If cookies or authenticated requests are involved, the server needs a more careful CORS setup.
You cannot combine every option freely.

Common beginner mistakes

1. Thinking CORS is a backend bug every time

Sometimes it is a backend configuration issue.
But sometimes the API is intentionally blocking browser access.
That may be the correct behavior.

2. Thinking Access-Control-Allow-Origin: * solves everything

It does not.
Especially not when credentials are involved.
This is one of those "works until it absolutely does not" ideas.

3. Trying to fix CORS only on the frontend

Usually, the real fix is on the server that owns the resource.
Your frontend cannot simply decide that another server should trust it.

4. Forgetting the difference between browser code and server code

If your backend makes the request, browser CORS rules usually are not the thing blocking you.
If your frontend makes the request in the browser, they are.

So how do developers usually fix CORS?

The usual answer is one of these:

  • configure the backend to allow the frontend origin
  • use the correct CORS middleware in the backend framework
  • make the request through your own backend instead of directly from the browser
  • handle preflight requests correctly

For example, many frameworks have built-in CORS packages or middleware.
You define which origins, methods, and headers are allowed.

A practical mental model to remember

When you see a CORS error, ask these questions:

  1. Who is making the request? The browser or the server?
  2. Are the origins different?
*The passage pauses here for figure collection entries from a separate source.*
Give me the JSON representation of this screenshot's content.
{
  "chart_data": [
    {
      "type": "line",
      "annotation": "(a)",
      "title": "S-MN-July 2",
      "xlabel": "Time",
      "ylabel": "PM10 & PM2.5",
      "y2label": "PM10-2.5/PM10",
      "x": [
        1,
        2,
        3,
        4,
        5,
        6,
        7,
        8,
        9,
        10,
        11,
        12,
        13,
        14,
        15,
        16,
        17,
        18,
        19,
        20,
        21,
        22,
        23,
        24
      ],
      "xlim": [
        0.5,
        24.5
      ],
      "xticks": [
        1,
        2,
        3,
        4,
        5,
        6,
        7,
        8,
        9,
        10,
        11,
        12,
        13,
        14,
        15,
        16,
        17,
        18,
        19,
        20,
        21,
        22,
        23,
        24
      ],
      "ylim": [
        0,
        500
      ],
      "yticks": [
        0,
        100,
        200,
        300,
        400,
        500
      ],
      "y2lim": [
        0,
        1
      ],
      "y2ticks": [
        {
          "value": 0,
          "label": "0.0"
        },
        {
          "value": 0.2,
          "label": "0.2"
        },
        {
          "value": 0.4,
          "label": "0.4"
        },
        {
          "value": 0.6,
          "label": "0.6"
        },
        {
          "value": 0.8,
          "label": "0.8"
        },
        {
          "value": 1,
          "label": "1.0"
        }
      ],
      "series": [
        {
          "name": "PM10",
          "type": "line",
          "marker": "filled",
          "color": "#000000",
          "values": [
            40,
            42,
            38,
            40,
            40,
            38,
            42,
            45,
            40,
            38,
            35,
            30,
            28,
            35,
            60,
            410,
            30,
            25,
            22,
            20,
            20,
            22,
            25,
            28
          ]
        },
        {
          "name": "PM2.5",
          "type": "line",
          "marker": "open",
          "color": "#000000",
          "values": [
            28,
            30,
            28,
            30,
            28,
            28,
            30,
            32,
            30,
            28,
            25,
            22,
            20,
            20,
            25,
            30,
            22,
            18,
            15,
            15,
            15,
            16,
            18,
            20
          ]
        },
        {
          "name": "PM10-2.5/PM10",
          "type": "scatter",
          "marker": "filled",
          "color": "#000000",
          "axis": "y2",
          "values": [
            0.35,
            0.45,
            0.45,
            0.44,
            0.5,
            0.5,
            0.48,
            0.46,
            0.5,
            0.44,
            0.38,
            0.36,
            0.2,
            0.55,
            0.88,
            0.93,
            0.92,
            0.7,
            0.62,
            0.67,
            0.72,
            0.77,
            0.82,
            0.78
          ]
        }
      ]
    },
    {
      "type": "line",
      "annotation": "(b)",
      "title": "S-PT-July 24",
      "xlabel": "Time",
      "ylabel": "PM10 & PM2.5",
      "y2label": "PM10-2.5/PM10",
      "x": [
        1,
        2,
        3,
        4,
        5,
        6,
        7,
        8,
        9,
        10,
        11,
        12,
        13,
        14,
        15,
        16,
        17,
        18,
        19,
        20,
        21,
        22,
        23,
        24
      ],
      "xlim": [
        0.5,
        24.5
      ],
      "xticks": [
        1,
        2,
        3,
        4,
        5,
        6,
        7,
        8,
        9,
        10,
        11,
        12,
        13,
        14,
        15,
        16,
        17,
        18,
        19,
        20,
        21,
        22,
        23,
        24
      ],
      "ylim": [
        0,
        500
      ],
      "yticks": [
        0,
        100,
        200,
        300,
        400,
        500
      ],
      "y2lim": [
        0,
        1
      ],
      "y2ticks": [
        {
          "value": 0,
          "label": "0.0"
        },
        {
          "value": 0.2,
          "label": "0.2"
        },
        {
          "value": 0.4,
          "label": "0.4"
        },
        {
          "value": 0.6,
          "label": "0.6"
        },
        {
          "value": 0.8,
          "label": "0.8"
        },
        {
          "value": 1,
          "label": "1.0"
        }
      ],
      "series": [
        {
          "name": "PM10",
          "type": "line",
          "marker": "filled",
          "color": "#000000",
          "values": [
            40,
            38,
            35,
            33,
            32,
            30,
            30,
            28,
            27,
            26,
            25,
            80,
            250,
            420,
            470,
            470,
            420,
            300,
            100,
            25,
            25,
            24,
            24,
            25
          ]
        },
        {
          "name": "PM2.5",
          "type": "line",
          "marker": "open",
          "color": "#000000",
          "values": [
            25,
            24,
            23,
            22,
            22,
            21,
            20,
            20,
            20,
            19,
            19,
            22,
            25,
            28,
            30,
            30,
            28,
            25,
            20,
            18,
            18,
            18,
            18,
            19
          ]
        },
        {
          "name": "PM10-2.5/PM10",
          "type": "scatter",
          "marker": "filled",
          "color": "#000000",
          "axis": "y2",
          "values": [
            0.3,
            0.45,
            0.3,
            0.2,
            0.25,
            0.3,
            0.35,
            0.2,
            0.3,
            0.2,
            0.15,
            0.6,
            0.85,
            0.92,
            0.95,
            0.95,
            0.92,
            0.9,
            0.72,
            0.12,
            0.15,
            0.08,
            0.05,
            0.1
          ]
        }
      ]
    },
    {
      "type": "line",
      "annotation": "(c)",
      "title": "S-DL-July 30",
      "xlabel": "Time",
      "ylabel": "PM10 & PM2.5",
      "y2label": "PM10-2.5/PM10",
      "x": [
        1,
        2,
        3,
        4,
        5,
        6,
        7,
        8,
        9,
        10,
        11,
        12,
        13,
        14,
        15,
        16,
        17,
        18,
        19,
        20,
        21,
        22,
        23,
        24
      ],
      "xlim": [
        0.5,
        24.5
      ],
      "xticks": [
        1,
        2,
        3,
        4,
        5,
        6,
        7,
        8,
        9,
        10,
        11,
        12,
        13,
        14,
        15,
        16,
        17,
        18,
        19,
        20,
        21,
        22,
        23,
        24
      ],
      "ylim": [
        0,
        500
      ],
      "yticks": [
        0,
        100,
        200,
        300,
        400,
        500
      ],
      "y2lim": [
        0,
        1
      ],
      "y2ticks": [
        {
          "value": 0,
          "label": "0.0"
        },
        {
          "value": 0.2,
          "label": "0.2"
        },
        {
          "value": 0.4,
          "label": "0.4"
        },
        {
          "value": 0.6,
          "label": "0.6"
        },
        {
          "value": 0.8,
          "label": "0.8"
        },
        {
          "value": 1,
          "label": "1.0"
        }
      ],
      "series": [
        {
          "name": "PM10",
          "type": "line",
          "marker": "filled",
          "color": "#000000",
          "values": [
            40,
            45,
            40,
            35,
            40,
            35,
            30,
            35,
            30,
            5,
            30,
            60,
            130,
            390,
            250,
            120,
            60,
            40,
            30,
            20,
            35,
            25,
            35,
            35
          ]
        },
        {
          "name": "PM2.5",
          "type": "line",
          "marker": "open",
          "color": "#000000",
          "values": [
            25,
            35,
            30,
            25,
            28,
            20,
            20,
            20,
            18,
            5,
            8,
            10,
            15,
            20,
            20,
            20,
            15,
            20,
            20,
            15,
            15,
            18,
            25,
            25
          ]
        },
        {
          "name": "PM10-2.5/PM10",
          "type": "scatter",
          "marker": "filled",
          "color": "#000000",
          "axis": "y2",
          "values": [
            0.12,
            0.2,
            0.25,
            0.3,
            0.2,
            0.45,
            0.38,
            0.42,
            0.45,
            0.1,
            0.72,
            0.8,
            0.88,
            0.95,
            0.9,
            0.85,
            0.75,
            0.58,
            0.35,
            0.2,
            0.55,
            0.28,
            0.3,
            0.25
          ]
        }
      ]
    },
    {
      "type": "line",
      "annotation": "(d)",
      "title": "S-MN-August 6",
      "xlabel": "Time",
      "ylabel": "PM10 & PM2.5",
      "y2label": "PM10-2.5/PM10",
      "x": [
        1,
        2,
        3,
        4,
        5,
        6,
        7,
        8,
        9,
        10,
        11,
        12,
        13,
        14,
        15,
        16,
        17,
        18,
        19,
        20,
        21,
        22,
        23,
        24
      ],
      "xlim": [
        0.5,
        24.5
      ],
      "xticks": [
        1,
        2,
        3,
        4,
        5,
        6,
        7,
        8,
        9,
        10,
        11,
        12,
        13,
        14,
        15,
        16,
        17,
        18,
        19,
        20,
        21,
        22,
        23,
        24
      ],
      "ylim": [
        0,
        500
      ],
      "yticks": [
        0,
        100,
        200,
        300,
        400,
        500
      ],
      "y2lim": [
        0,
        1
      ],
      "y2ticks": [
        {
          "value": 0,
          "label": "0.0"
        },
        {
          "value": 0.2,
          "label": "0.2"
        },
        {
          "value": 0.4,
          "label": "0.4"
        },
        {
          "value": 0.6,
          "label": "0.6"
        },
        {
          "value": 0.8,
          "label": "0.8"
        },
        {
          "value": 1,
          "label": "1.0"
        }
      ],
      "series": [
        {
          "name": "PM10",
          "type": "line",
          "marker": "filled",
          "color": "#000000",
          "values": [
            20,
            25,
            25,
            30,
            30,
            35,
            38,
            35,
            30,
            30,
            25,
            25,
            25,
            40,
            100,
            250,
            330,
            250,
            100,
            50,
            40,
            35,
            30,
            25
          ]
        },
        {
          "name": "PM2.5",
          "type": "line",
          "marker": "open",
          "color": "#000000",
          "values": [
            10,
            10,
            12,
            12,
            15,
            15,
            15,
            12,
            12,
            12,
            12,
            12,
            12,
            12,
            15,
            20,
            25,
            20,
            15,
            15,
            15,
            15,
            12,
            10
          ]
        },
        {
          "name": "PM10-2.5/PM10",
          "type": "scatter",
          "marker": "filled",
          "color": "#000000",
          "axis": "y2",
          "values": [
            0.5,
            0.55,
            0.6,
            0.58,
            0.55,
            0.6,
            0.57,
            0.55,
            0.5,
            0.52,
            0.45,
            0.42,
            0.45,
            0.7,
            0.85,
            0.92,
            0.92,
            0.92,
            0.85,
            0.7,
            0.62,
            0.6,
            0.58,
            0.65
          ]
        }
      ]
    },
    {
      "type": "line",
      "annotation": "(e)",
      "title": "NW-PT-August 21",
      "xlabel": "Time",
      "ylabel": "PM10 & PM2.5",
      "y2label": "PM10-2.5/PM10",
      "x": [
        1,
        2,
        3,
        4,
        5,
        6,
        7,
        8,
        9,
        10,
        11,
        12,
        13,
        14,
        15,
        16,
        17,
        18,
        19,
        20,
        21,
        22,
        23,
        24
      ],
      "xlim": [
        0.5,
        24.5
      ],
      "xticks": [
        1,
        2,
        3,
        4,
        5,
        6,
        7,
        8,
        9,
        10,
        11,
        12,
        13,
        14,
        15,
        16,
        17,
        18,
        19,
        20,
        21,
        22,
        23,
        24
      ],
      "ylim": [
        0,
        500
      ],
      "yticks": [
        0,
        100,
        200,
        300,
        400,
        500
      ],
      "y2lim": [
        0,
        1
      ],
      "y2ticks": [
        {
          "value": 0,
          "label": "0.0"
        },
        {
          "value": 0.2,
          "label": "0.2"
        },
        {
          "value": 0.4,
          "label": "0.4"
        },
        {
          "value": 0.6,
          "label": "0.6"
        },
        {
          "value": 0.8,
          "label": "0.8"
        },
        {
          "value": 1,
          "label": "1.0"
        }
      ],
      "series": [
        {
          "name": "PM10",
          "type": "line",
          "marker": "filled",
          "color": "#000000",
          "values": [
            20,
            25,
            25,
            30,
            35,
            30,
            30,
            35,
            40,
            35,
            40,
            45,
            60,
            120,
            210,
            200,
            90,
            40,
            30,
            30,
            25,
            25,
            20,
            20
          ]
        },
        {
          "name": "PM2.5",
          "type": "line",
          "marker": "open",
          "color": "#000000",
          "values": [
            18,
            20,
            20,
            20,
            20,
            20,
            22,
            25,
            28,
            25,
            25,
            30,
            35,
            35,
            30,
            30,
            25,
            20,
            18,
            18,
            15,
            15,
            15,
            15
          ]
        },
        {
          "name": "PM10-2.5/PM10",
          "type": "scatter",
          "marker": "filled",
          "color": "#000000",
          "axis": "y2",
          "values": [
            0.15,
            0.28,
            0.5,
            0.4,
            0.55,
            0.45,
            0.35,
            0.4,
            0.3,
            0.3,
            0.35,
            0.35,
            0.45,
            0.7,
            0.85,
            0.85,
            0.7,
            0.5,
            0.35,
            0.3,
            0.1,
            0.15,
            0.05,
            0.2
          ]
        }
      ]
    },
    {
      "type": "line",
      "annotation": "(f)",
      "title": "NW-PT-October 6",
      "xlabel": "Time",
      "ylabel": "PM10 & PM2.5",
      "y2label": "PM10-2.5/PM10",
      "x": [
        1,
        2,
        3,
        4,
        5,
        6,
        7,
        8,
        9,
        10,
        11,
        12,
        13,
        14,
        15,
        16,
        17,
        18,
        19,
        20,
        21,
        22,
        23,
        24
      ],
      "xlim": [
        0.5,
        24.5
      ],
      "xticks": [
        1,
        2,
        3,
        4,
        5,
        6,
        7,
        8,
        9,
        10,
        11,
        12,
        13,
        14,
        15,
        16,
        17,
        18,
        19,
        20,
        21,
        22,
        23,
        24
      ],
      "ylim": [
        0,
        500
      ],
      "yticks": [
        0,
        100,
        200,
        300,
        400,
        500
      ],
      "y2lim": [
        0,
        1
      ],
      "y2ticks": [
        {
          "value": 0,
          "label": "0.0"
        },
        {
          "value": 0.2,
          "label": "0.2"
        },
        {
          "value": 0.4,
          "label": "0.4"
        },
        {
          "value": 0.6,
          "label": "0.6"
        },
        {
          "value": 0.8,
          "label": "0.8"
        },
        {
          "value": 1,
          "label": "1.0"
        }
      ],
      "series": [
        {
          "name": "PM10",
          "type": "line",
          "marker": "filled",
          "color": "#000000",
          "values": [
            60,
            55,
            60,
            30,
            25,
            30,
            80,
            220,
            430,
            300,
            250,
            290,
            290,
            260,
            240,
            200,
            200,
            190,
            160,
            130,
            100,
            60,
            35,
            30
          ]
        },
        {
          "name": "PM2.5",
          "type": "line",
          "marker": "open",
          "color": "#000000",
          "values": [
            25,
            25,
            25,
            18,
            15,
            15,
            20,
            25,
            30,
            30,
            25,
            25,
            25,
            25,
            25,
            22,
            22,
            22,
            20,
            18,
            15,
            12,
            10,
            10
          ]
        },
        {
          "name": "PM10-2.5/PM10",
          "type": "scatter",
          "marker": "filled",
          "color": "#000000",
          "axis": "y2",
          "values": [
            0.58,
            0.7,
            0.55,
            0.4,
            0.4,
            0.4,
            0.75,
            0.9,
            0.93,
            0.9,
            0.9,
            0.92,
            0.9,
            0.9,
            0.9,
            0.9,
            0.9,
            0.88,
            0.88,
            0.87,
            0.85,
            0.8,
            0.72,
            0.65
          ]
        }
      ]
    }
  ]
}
Domain, protocol, or port?
  3. Does the server send the right CORS headers?
  4. Is there a preflight request failing first?

That short checklist saves a lot of confused guessing.

Final takeaway

If you remember only one thing, let it be this:

CORS is the browser's way of enforcing rules about which websites are allowed to read responses from another origin, based on what the server permits.

Once that clicks, CORS errors stop feeling like cursed magic and start looking like a configuration problem you can reason about.